PP recently mentioned the idea of bloggers being “credentialed” as part of the press corps for the South Dakota Legislature. Having covered a couple sessions in Pierre as a reporter, I guarantee you I won’t be getting in line for any press passes for bloggers if it ever occurs. But he isn’t the only one suggesting such acknowledgement of bloggers.
I saw today via BoingBoing that an outfit known as the Media Bloggers Association (MBA) obtained two seats for bloggers out of the 100 set aside for the media in what will certainly be an overflowing courtroom for the the trial of Scooter Libby, Vice President Cheney’s former chief of staff. Here’s what the WaPo reported, including its traditional press shot at bloggers:
The common journalistic practices of verifying facts, seeking both sides of a story and subjecting an article to editing are honored mostly in the breach. Innuendo and rumor ricochet around the Internet as blogs link from one to another, at times making defamatory voices indistinguishable from the many others involved in this experiment of free expression.
Yet, after detailed talks with [MBA’s president], officials at the U.S. District Court decided that public awareness of court proceedings could be enhanced by his group’s members, among them documentary filmmaker and journalist Rory O’Connor ( http://www.roryoconnor.org/blog) and freelance writer James Joyner ( http://www.outsidethebeltway.com).
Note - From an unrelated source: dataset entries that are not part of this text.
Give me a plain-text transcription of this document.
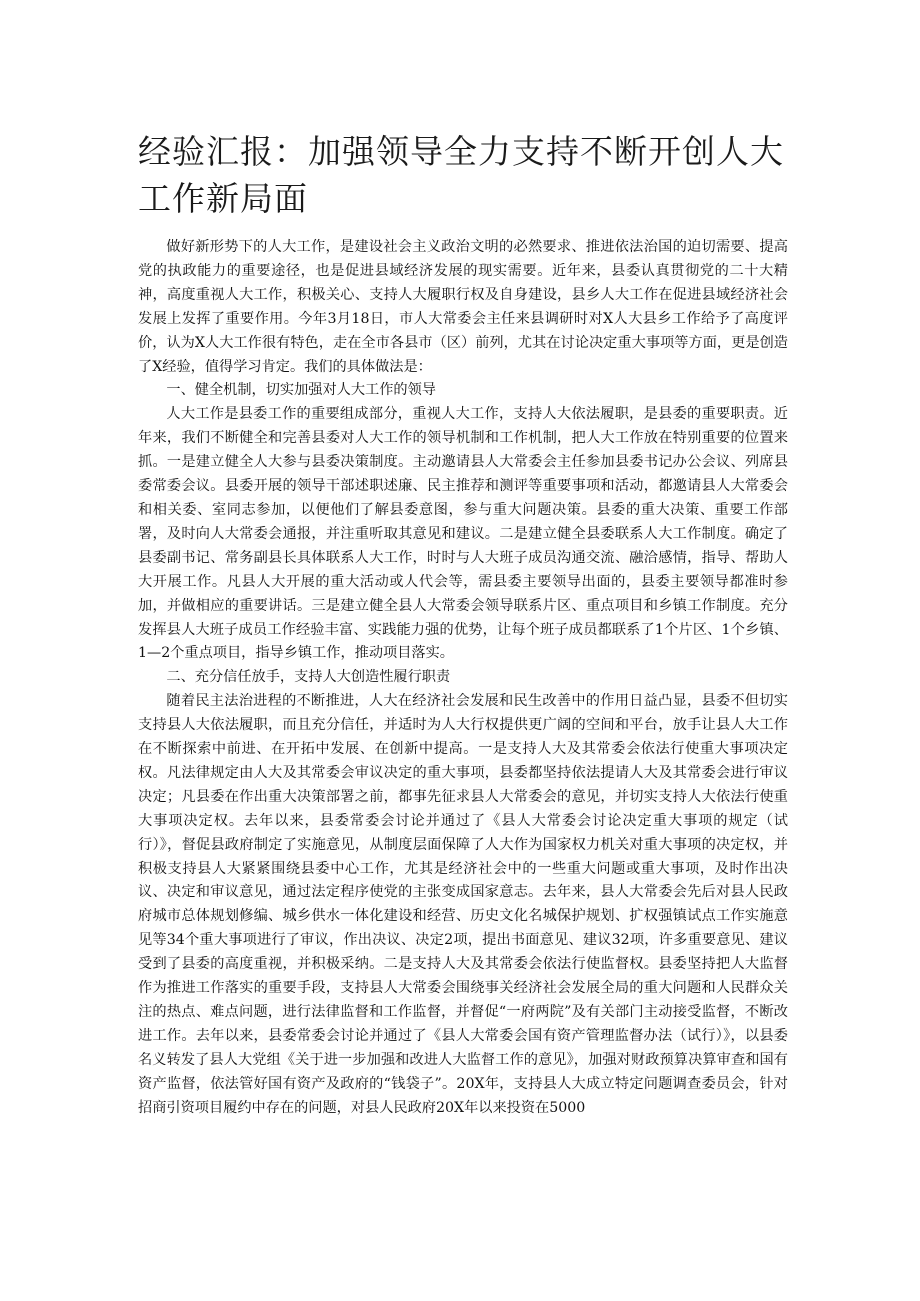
经验汇报：加强领导全力支持不断开创人大工作新局面

做好新形势下的人大工作，是建设社会主义政治文明的必然要求、推进依法治国的迫切需要、提高党的执政能力的重要途径，也是促进县域经济发展的现实需要。近年来，县委认真贯彻党的二十大精神，高度重视人大工作，积极关心、支持人大履职行权及自身建设，县乡人大工作在促进县域经济社会发展上发挥了重要作用。今年3月18日，市人大常委会主任来县调研时对X人大县乡工作给予了高度评价，认为X人大工作很有特色，走在全市各县市（区）前列，尤其在讨论决定重大事项等方面，更是创造了X经验，值得学习肯定。我们的具体做法是：

一、健全机制，切实加强对人大工作的领导

人大工作是县委工作的重要组成部分，重视人大工作，支持人大依法履职，是县委的重要职责。近年来，我们不断健全和完善县委对人大工作的领导机制和工作机制，把人大工作放在特别重要的位置来抓。一是建立健全人大参与县委决策制度。主动邀请县人大常委会主任参加县委书记办公会议、列席县委常委会议。县委开展的领导干部述职述廉、民主推荐和测评等重要事项和活动，都邀请县人大常委会和相关委、室同志参加，以便他们了解县委意图，参与重大问题决策。县委的重大决策、重要工作部署，及时向人大常委会通报，并注重听取其意见和建议。二是建立健全县委联系人大工作制度。确定了县委副书记、常务副县长具体联系人大工作，时时与人大班子成员沟通交流、融洽感情，指导、帮助人大开展工作。凡县人大开展的重大活动或人代会等，需县委主要领导出面的，县委主要领导都准时参加，并做相应的重要讲话。三是建立健全县人大常委会领导联系片区、重点项目和乡镇工作制度。充分发挥县人大班子成员工作经验丰富、实践能力强的优势，让每个班子成员都联系了1个片区、1个乡镇、1—2个重点项目，指导乡镇工作，推动项目落实。

二、充分信任放手，支持人大创造性履行职责

随着民主法治进程的不断推进，人大在经济社会发展和民生改善中的作用日益凸显，县委不但切实支持县人大依法履职，而且充分信任，并适时为人大行权提供更广阔的空间和平台，放手让县人大工作在不断探索中前进、在开拓中发展、在创新中提高。一是支持人大及其常委会依法行使重大事项决定权。凡法律规定由人大及其常委会审议决定的重大事项，县委都坚持依法提请人大及其常委会进行审议决定；凡县委在作出重大决策部署之前，都事先征求县人大常委会的意见，并切实支持人大依法行使重大事项决定权。去年以来，县委常委会讨论并通过了《县人大常委会讨论决定重大事项的规定（试行）》，督促县政府制定了实施意见，从制度层面保障了人大作为国家权力机关对重大事项的决定权，并积极支持县人大紧紧围绕县委中心工作，尤其是经济社会中的一些重大问题或重大事项，及时作出决议、决定和审议意见，通过法定程序使党的主张变成国家意志。去年来，县人大常委会先后对县人民政府城市总体规划修编、城乡供水一体化建设和经营、历史文化名城保护规划、扩权强镇试点工作实施意见等34个重大事项进行了审议，作出决议、决定2项，提出书面意见、建议32项，许多重要意见、建议受到了县委的高度重视，并积极采纳。二是支持人大及其常委会依法行使监督权。县委坚持把人大监督作为推进工作落实的重要手段，支持县人大常委会围绕事关经济社会发展全局的重大问题和人民群众关注的热点、难点问题，进行法律监督和工作监督，并督促“一府两院”及有关部门主动接受监督，不断改进工作。去年以来，县委常委会讨论并通过了《县人大常委会国有资产管理监督办法（试行）》，以县委名义转发了县人大党组《关于进一步加强和改进人大监督工作的意见》，加强对财政预算决算审查和国有资产监督，依法管好国有资产及政府的“钱袋子”。20X年，支持县人大成立特定问题调查委员会，针对招商引资项目履约中存在的问题，对县人民政府20X年以来投资在5000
“Bloggers can bring a depth of reporting that some traditional media organizations aren’t able to achieve because of space and time limitations,” said Sheldon Snook, administrative assistant to Chief Judge Thomas F. Hogan. Snook added that some bloggers also bring expertise that is welcome in court.
I think Snook’s assessment is very accurate. For example, when I covered the South Dakota Supreme Court while working for UPI and the state and federal trial courts in Rapid City, most of my knowledge came from The Reporter and the Law by Lyle Denniston, the Baltimore Sun reporter who has covered the U.S. Supreme Court for decades. While Denniston’s book is a superb resource for anyone wanting to understand the workings of the justice system, blawgers (law bloggers) undoubtedly can provide insight and expertise that non-lawyer reporters can not.
At the same time, in 99.9 percent of all trials in state or federal court in South Dakota, attendance would pose no problem for bloggers. They would simply go and sit down like any other member of the public (although “live blogging” or using a laptop in the courtroom might face some restrictions depending on noise levels or concern that material not presented at trial might get displayed on the laptop). After all, press rights of access to court proceedings are no greater or less than the public’s.
While MBA should probably be commended for its efforts, part of the WaPo story, if accurate, disturbs me. It says MBA’s president wants to help create “an elite tier of bloggers.” Admittance to this group would result from being credentialed by the MBA after agreeing to adhere to its ethical standards and, thereby, “win them access to news and sporting events, advance copies of new books for review and entrance to advance screening of moves.” There are two problems with this concept.
First much of this happens already without the MBA or any other organization being a credentialing entity. Bloggers attended and covered the national political conventions two years ago. I guarantee bloggers get plenty of press releases and invitations to events from various campaigns and organizations, just like the traditional media. I know of at least one podcaster unaffiliated with any traditional media outlet who is considered part of the authorized media for a minor league hockey team in a large metropolitan area. Blogcritics, to which I contribute, is one of several sites through which bloggers receive advance copies of books, CDs and DVDs and are invited to advance screenings. In fact, there’s dozens of “litblogs” out there the publishing industry recognizes as providing coverage of books and publishing matters. It is not uncommon for me to receive ARCs (advance reading copies) from a variety of national publishing houses.
Second and perhaps more important, I look askance at any effort to proclaim one segment of a group of similarly situated individuals as the “elite,” who are thereby entitled to advantages over the others. Designating an “elite tier” of bloggers strikes me as particularly contrary to one of the best things about blogs — they allow almost anyone a low-cost means of distributing ideas, analysis and criticism worldwide. As such, blogs can help undercut the sad but all too true observation of journalist A.J. Liebling: “Freedom of the press is guaranteed only to those who own one.”
Undoubtedly, adhering to certain ethical standards behooves bloggers and their readers. But it isn’t just “this experiment of free expression” that is guilty of ethical lapses. Likewise, just how good a job did the WaPo and the rest of the traditional press do “verifying facts [and] seeking both sides of a story” in the run up to the Iraq War? That’s part of the reason why an “elite” stamp from any particular organization should never become the determinant of the legitimacy of any individual or collective blog.
Blogs are democratizing the media [because] the blogosphere is actively watching the mainstream media[.]